Jess: Its a good way to prepare for the season because when you live in a camper off the grid, you never stop moving.  There are always water jugs to fill, gear to pack, things to fix, food to cook...and that's just to make normal life happen in between surf sessions.  You can't just sit around and watch tv or go on the internet to waste time so life is much more active down there.  Surfing is alot like riding pow, once your standing up. But everything leading up to that point is like trying to run or hike through the deepest snow while getting chased by a grizzly bear that bitch slaps you every 10 seconds. So, you're not allowed to stop and rest...also known as paddling out on a big day. It's good for building character, determination, and fitness.  Also it makes snowboarding look much easier in comparison, especially for a land dweller like me.

 

 

How long have you been down in Mexico for this summer?
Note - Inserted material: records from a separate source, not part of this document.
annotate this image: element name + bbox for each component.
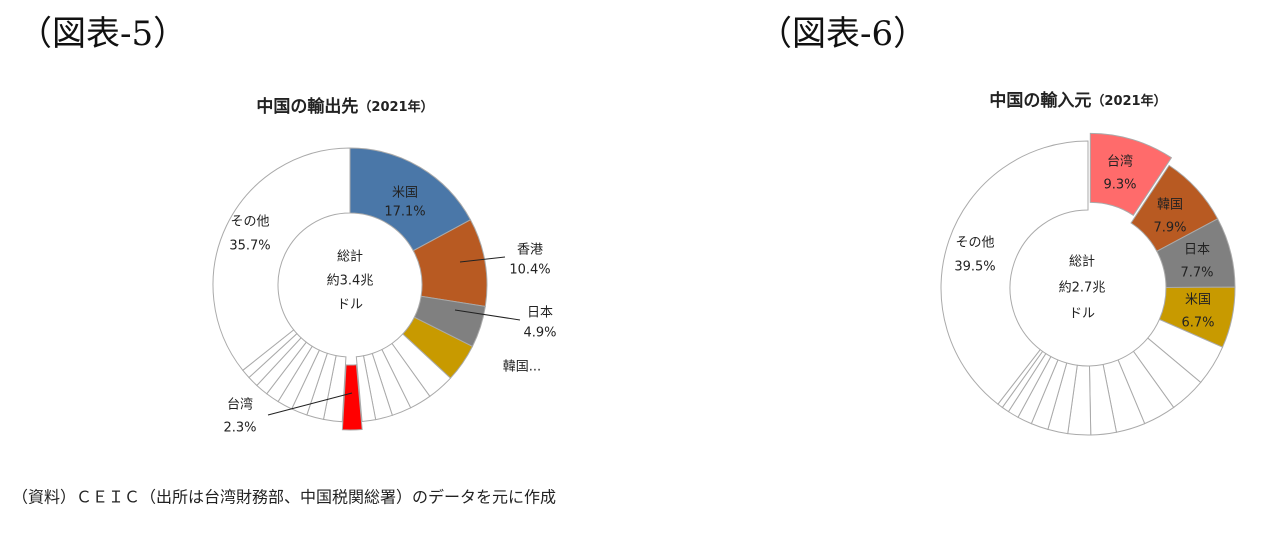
chart-title: 中国の輸出先（2021年） <box>256 96 433 117</box>
title-year: （2021年） <box>358 99 433 115</box>
slice-label: 台湾 <box>1107 154 1133 170</box>
chart-title: 中国の輸入元（2021年） <box>989 90 1166 111</box>
donut-slice <box>940 140 1089 405</box>
value-label: 2.3% <box>223 421 256 436</box>
value-label: 39.5% <box>954 260 995 275</box>
value-label: 7.7% <box>1180 266 1213 281</box>
donut-slice <box>1089 132 1173 216</box>
title-main: 中国の輸出先 <box>256 96 358 117</box>
value-label: 35.7% <box>229 239 270 254</box>
slice-label: 米国 <box>1185 293 1211 308</box>
slice-label: 韓国 <box>1157 198 1183 213</box>
donut-slice <box>212 147 351 372</box>
center-label: 総計 <box>337 249 363 265</box>
figure-label: （図表-6） <box>758 14 927 54</box>
value-label: 9.3% <box>1103 178 1136 193</box>
slice-label: 韓国... <box>503 360 541 375</box>
slice-label: 香港 <box>517 243 543 258</box>
leader-line <box>454 309 521 321</box>
center-label: 約3.4兆 <box>327 274 374 289</box>
center-label: 約2.7兆 <box>1059 281 1106 296</box>
slice-label: 台湾 <box>227 397 253 413</box>
donut-slice <box>349 147 472 252</box>
value-label: 6.7% <box>1181 316 1214 331</box>
leader-line <box>267 392 353 416</box>
slice-label: 日本 <box>527 306 553 321</box>
slice-label: その他 <box>230 215 269 230</box>
center-label: ドル <box>337 298 363 313</box>
value-label: 4.9% <box>523 326 556 341</box>
donut-slice <box>341 364 363 431</box>
center-label: ドル <box>1069 307 1095 322</box>
slice-label: その他 <box>955 236 994 251</box>
value-label: 10.4% <box>509 263 550 278</box>
title-year: （2021年） <box>1091 93 1166 109</box>
donut-slice <box>355 355 377 423</box>
figure-label: （図表-5） <box>18 14 187 54</box>
leader-line <box>459 256 506 263</box>
value-label: 17.1% <box>384 205 425 220</box>
slice-label: 米国 <box>392 186 418 201</box>
source-note: （資料）ＣＥＩＣ（出所は台湾財務部、中国税関総署）のデータを元に作成 <box>12 488 556 507</box>
center-label: 総計 <box>1069 254 1095 270</box>
title-main: 中国の輸入元 <box>989 90 1091 111</box>
slice-label: 日本 <box>1184 243 1210 258</box>
value-label: 7.9% <box>1153 221 1186 236</box>
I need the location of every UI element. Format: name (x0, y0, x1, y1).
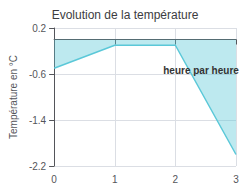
svg-text:-1.4: -1.4 (29, 115, 47, 126)
svg-text:3: 3 (233, 174, 239, 185)
svg-text:-2.2: -2.2 (29, 161, 47, 172)
svg-text:Température en °C: Température en °C (8, 55, 19, 139)
svg-text:0: 0 (51, 174, 57, 185)
svg-text:2: 2 (173, 174, 179, 185)
svg-text:Evolution de la température: Evolution de la température (52, 8, 199, 22)
svg-text:heure par heure: heure par heure (163, 65, 239, 76)
svg-text:1: 1 (112, 174, 118, 185)
svg-text:-0.6: -0.6 (29, 69, 47, 80)
svg-text:0.2: 0.2 (32, 23, 46, 34)
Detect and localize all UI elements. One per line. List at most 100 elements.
Jess: I've been back and forth since June.  I've been working hard on getting The Uninvited finished so I wasn't as able to spend long periods of time down here like I was last year but I made the best of all time I did have.

 

Will you be heading back next year?


Jess: Yes! I leave my truck and camper down there, it's my Mexican timeshare.  When the sales dudes try to sell me Mexican timeshares at the grocery store I tell them I already have one...and it's oceanfront.

 

 

Any advice for anyone thinking of building out a camper, living in their truck or any other vehicle to live the dream in (wherever that may be) on a reasonable budget?

Jess: Start small by setting up your current vehicle for living out of on short trips and invest in small luxeries like a nice camp stove, insulated window covers, fold up tables, or a 12v cooler. Figure out what you will need in the end by testing your kit on the road. Take a lot of time to think about all of this so you can save time and money once you decide to start the final rig. My camper took a lot of time and work. At times it would be equal to another full time job but you can do it. You don't have to go big scale. I went from living in my 94 VW Golf, to my 98 Subaru, to living in my truck, to living in my Bigfoot. Biggie Smallz is my version of a dream rig but there are lots of smaller or more affordable options in between.